Harry, our next driver, said things like “Hey, man…” in that nasally, slightly annoying, hippie sort of way. He was forty-four, but he looked sixty-four. He had a long, feral beard and a white ponytail. He had a bad limp, which he picked up a couple of years back when he was sandwiched between a pair of forklifts when he’d been drinking on the job. His son’s toy race cars were strewn across the dash, and his floorboards were covered with a rat’s nest of papers and plastic bottles.

Harry saw everything as a sign from God—even us standing on the side of the road. He had nowhere to go and nothing to do, but something spoke to him and said, “Pick them up, and take them where they want to go.” Even though he had no reason to drive in our direction, he drove us four hours north.

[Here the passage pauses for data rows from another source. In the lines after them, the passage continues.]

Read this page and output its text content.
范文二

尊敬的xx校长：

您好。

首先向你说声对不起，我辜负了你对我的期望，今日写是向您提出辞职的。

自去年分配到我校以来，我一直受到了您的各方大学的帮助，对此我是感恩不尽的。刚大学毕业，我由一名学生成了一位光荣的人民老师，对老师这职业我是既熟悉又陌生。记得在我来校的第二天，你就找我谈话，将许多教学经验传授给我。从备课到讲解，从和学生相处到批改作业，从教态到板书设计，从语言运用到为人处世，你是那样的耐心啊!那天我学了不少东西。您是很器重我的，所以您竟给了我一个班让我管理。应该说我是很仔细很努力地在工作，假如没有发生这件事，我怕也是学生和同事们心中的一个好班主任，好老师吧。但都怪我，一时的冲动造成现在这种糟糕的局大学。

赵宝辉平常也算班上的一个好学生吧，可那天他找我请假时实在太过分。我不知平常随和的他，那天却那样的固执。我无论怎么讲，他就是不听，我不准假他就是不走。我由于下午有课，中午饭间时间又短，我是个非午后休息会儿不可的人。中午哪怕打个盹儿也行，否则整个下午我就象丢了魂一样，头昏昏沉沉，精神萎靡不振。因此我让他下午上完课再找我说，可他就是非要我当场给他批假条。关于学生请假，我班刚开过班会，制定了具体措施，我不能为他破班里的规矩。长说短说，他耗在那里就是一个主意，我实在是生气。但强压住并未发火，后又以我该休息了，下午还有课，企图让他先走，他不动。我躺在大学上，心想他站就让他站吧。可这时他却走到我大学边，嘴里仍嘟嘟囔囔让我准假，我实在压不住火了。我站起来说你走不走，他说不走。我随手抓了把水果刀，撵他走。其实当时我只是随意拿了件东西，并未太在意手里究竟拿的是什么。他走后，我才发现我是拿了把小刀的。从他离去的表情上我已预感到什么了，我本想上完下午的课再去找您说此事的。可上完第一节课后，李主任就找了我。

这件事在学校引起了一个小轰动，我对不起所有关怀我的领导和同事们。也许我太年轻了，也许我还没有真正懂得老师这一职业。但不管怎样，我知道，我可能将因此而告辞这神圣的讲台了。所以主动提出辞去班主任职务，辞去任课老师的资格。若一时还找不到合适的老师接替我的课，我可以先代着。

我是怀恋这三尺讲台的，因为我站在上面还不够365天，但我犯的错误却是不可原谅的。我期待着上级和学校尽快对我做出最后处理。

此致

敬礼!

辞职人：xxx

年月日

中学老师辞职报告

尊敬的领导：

When his son was a baby, Harry told us he’d watched a news report of a series of crib deaths, and he couldn’t sleep for three straight days because he was so worried about his son dying. He’d started to have a nervous breakdown, and he’d known it was only a matter of time before he would descend into inescapable madness.

“I saw smoke billowing in the corner of my son’s room,” Harry said gravely. “This smoke kept getting bigger and bigger, expanding.

“The smoke took the shape of a giant marble foot, as large as
the sky in front of us.” He waved his hand at the expanse of the wide gray sky through his windshield.

“And I hear this giggling. It’s a baby giggling. And I realize that this foot is the foot of God. And suddenly I see this baby…” He paused. I looked over at him. Large tears were rolling down his cheeks. “I see this baby next to this foot. And it’s laughing and bouncing up and down. And that’s when I knew that all babies go to heaven. And from that day forward, I could sleep.”

Before he said good-bye, he told us how he was going to murder his ex-wife and her lover: “I’m going to back my truck into their trailer and finish them off with my shotgun. Then the police will come and we know what will happen from there.”

Brent and his wife, Paula—hauling a pair of horses in a trailer behind their battered SUV—would pick us up in Williamston, North Carolina, and take us all the way to Manns Harbor (along the Atlantic coast), where they lived in a trailer on a peninsula near the Outer Banks. They looked leathery, with faces cracked and weathered by forty years of labor, trucking the roads we hitched along. When we got to their place, they invited us in for shrimp and vodka. This was the best part of a hitchhike: sharing comforts, lives, and stories with strangers. Grateful for their hospitality, we offered to help with chores the next day. Sami combed the horses while I heaved a pile of manure out of the horses’ shack with a pitchfork.